AIRCRAFT THERMAL ANTI-ICING

Thermal Anti-icing

Heated air can be directed through a specially designed heater duct in the leading edge of the wing, as shown in Figure 5.1, and the tail surfaces to heat this portion of the airfoil and prevent the formation of ice. This air can be heated in reciprocating engine aircraft by using combustion heaters or heater shrouds around the engine ex­haust system.

Most aircraft that use the thermal anti-icing systems today are turbine powered, and it is a very simple matter to use some of the engine's heated compressor bleed air to heat the leading edges and prevent the formation of ice.

The Boeing 727 takes bleed air from the two outboard engines and directs it through the wing anti-icing control valves to a common manifold and then out into the wing leading edge ducts. As can be seen in Figure 5.2, the two inboard leading edge flaps and eight leading edge slats are protected with this hot air. These portions of the wing are protected from overheating by overheat sensor switches. If they sense an overheat condi­tion, they turn on an overheat warning light and close the anti-icing valves, shutting off the flow of hot air into the ducts. When the duct temperature drops to an allowable range, the overheat light will go out, and hot air will again flow into the duct.
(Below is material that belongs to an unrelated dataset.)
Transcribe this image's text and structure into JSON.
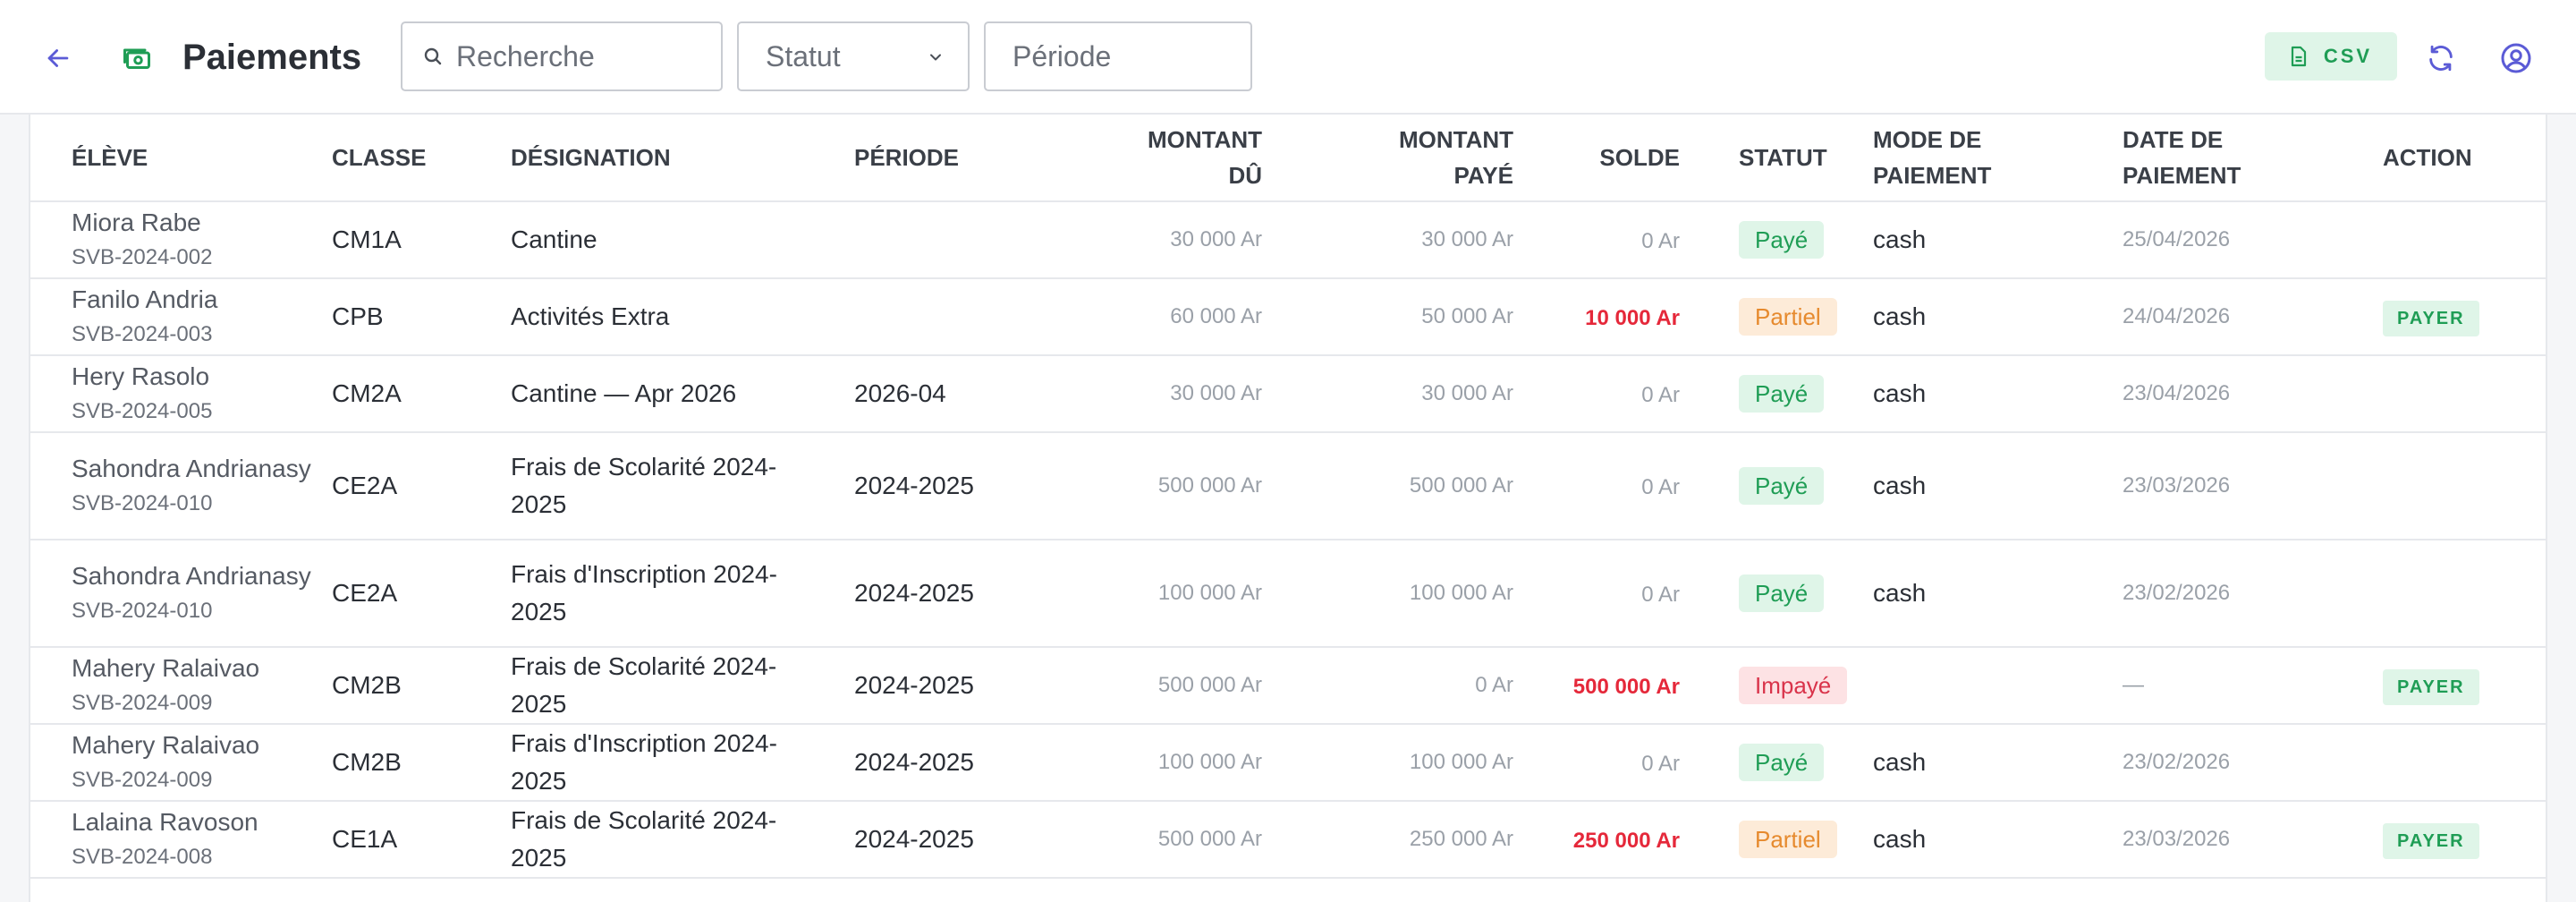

Figure 5.2: Typical wing thermal anti-icing system (Boeing 727)

Turbine engines are susceptible to ice damage if chunks of ice form on some of the exposed portions of the engine which can break off and be sucked into the engine's compressor. The engine intakes of most turbine engines are heated by compressor bleed air being circulated around the intake area of the engines preventing ice from forming, as shown in Figure 5.3. Most large turbine engines have hot compressor bleed air directed through the inlet guide vanes, the engine bullet nose, and through the oil cooler scoop for the constant speed drive, as well as for the inlet duct for the centre engine.

The Boeing 727, shown in Figure 5.4, has the centre engine's air intake at the rear top of the fuselage and, because of this, some of the anti ­icing hot air is ducted to the upper VHF radio antenna to prevent ice forming on it and breaking off to be ingested into the centre engine.